Mais le marin haussa de nouveau les épaules, en branlant sa grosse tête et grommela entre ses dents :
— Si c’est pas pitié d’encombrer des bateaux de soldats comme ça !
— Pitié ! s’écria Jean, dont les joues s’empourprèrent ; mais je suis soldat comme tu es marin… et j’étais à Valmy, et à Mayence, et à Fleurus.
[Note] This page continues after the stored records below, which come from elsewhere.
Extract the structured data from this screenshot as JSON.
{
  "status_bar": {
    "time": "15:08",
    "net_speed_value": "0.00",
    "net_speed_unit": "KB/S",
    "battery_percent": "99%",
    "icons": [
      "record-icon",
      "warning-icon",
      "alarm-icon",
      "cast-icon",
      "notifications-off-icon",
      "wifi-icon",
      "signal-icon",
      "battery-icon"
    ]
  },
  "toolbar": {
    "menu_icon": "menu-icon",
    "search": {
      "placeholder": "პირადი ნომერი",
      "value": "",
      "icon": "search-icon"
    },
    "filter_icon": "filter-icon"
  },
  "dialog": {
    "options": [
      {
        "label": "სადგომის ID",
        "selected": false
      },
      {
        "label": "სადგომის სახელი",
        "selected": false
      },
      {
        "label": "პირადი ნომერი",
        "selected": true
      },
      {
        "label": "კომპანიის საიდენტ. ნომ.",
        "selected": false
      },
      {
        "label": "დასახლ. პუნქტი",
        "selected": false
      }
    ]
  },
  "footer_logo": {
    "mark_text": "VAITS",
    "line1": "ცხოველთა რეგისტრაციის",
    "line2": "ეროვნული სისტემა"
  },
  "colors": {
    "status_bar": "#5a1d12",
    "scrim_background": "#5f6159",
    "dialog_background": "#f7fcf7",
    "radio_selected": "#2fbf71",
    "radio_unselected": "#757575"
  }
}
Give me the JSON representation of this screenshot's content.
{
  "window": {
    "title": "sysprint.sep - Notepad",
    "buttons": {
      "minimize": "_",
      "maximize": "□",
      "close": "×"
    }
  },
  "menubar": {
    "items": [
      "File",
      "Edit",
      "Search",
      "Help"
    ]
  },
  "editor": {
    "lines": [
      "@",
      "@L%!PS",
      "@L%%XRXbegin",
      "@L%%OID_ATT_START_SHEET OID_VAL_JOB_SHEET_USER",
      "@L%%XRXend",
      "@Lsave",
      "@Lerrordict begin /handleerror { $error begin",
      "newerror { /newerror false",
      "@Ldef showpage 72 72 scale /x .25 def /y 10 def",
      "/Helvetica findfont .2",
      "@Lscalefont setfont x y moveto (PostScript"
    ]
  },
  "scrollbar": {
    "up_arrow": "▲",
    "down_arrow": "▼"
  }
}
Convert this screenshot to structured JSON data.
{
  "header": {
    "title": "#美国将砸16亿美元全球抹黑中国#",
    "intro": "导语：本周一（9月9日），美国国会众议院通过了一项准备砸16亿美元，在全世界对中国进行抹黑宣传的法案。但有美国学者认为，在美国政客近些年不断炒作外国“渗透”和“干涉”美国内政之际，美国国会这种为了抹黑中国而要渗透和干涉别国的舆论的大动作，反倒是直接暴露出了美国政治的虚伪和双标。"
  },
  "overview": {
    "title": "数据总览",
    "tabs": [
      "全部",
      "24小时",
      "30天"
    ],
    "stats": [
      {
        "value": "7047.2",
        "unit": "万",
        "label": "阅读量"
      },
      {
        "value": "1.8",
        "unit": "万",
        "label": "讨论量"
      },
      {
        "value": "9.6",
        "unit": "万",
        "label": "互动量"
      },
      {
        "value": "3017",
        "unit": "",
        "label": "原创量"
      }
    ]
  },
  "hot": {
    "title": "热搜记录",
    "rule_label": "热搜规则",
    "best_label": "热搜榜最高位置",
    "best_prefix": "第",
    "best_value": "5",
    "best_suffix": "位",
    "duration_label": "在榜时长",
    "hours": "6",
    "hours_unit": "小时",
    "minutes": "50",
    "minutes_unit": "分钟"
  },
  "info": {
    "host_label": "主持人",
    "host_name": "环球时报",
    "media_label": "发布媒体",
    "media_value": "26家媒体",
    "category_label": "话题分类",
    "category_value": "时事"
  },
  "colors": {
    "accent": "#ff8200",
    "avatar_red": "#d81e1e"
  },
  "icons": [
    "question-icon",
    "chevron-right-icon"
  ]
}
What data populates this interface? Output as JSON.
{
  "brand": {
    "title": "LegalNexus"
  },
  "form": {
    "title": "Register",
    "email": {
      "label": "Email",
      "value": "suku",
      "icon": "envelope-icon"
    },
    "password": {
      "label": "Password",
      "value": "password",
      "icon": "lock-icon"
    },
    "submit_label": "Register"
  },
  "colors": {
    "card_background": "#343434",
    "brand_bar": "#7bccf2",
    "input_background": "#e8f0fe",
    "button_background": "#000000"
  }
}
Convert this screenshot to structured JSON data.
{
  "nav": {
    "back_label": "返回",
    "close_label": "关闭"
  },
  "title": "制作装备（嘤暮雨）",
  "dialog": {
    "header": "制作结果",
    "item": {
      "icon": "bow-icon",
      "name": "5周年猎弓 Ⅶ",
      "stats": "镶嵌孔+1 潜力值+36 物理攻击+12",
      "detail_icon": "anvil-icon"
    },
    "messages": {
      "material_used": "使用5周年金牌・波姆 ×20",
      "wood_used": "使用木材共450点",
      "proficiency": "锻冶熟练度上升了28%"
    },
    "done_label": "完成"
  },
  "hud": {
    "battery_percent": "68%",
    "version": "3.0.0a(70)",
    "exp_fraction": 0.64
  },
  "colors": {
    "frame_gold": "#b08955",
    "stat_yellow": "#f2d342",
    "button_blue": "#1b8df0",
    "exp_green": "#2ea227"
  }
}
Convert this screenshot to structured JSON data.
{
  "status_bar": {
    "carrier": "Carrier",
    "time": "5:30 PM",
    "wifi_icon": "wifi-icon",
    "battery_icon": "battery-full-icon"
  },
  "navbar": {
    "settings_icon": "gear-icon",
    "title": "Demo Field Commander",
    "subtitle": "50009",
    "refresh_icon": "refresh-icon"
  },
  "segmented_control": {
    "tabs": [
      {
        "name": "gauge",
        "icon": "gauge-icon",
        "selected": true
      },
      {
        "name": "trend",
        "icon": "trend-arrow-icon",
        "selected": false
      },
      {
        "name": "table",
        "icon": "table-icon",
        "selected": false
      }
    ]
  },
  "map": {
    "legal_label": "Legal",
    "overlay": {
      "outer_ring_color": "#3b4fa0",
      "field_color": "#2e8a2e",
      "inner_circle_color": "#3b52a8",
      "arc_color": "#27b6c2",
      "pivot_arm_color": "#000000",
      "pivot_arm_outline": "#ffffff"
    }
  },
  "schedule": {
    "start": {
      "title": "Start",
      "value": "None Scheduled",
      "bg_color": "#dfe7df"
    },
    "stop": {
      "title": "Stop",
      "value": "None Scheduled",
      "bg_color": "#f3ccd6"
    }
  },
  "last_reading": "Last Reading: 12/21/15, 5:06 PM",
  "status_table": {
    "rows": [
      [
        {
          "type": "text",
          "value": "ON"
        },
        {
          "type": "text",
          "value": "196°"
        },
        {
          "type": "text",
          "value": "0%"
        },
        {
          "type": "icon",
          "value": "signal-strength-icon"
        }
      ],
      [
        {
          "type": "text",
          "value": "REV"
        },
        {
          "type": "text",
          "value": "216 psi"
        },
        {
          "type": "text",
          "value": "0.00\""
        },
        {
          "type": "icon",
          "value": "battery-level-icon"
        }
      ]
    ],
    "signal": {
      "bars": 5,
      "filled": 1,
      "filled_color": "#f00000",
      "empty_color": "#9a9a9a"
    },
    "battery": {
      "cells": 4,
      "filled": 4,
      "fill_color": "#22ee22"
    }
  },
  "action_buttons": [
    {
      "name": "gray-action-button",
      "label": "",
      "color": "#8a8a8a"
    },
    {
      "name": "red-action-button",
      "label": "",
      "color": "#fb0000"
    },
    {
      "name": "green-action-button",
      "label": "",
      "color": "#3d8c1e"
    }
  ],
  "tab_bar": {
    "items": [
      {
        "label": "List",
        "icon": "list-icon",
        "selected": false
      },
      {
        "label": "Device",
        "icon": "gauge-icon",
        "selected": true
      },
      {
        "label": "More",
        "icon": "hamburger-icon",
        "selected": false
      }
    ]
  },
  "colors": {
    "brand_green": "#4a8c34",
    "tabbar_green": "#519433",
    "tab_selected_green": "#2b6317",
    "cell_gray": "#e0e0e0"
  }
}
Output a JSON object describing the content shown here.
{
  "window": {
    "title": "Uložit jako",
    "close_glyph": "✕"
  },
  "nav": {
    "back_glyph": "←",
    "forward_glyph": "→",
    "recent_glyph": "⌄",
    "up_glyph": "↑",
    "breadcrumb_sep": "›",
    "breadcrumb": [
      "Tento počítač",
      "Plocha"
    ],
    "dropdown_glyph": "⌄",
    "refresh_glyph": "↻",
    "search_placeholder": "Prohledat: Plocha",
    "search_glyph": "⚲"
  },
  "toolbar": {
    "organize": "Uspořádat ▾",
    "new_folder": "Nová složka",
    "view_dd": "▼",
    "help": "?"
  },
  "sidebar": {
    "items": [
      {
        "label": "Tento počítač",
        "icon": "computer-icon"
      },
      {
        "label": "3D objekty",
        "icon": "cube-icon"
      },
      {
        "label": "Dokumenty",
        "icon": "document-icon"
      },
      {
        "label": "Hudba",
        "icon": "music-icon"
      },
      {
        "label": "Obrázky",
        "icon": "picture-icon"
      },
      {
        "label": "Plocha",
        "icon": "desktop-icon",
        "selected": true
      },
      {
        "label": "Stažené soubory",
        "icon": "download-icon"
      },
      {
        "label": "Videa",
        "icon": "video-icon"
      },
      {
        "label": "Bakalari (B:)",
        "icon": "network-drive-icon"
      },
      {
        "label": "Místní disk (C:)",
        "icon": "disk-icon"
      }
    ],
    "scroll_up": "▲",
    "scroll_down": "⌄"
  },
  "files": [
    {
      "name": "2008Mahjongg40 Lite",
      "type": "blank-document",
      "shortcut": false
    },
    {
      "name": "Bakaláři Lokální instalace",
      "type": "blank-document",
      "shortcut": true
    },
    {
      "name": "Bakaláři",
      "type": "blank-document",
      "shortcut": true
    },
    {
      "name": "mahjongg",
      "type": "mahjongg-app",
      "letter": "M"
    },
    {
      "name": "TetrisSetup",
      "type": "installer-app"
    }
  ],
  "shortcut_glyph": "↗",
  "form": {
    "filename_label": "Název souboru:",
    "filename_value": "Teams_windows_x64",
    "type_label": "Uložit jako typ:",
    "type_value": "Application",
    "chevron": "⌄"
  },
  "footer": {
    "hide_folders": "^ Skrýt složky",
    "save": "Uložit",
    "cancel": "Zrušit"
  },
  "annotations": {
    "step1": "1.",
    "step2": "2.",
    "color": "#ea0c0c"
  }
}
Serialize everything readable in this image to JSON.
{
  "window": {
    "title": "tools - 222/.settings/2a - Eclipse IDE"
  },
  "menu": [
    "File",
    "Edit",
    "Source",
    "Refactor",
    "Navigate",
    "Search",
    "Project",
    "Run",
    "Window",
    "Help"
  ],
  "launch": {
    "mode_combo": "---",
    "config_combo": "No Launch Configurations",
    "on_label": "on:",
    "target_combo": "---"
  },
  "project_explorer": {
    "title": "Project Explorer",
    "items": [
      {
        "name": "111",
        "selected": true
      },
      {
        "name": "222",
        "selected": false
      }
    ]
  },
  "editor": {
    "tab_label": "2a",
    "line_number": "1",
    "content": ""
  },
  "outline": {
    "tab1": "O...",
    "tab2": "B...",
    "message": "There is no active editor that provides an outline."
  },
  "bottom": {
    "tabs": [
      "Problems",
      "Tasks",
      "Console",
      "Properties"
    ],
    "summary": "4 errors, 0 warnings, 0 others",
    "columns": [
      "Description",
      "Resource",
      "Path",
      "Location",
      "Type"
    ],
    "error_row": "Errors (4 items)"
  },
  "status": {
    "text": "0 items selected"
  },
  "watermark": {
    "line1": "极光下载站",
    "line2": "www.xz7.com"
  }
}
Et toi ? où étais-tu pendant ce temps-là ?
Et comme le timonier continuait à ricaner.
— Tu n’étais toujours pas sur le Vengeur puisque nul n’en est revenu…alors de quel droit me parles-tu ainsi ?
— Toi, à Valmy ! fit le marin… en voilà une bl…
Il n’acheva pas le mot : Jean, posant son fusil contre le bordage, avait bondi sur lui le poing fermé.
On les sépara.
— Allons, blanc-bec, fit le timonier : je vois que c’est une correction qu’il te faut : eh bien ! tu l’auras.
— Tout de suite ! s’écria Jean exaspéré.
— Tu dis des bêtises, reprit le matelot tranquillement, en montrant les officiers de marine qui, du haut de la dunette, regardaient curieusement la scène ; mais ajouta-t-il, en baissant la voix, si tu veux, trouve-toi ce soir au pied du mât de misaine et tu seras servi.
— Entendu.
— Quelle est ton arme ?
— Mon arme ? fit Jean que les questions de duel n’avaient guère préoccupé jusque-là…
— Oui, ce n’est pas le canon que je suppose, dit le timonier dans un gros rire.
— Trêve de plaisanterie ! fit Jean les poings serrés, et choisis-la toi-même ; ça m’est égal !
— Veux-tu le sabre d’abordage ?
— Je veux bien.
— Alors à la nuit tombante… avec deux témoins, au pied du mât de misaine.
— J’y serai.
Et Jean, reprenant son fusil, rejoignit sa section, dont plusieurs hommes avaient entendu l’origine de la dispute.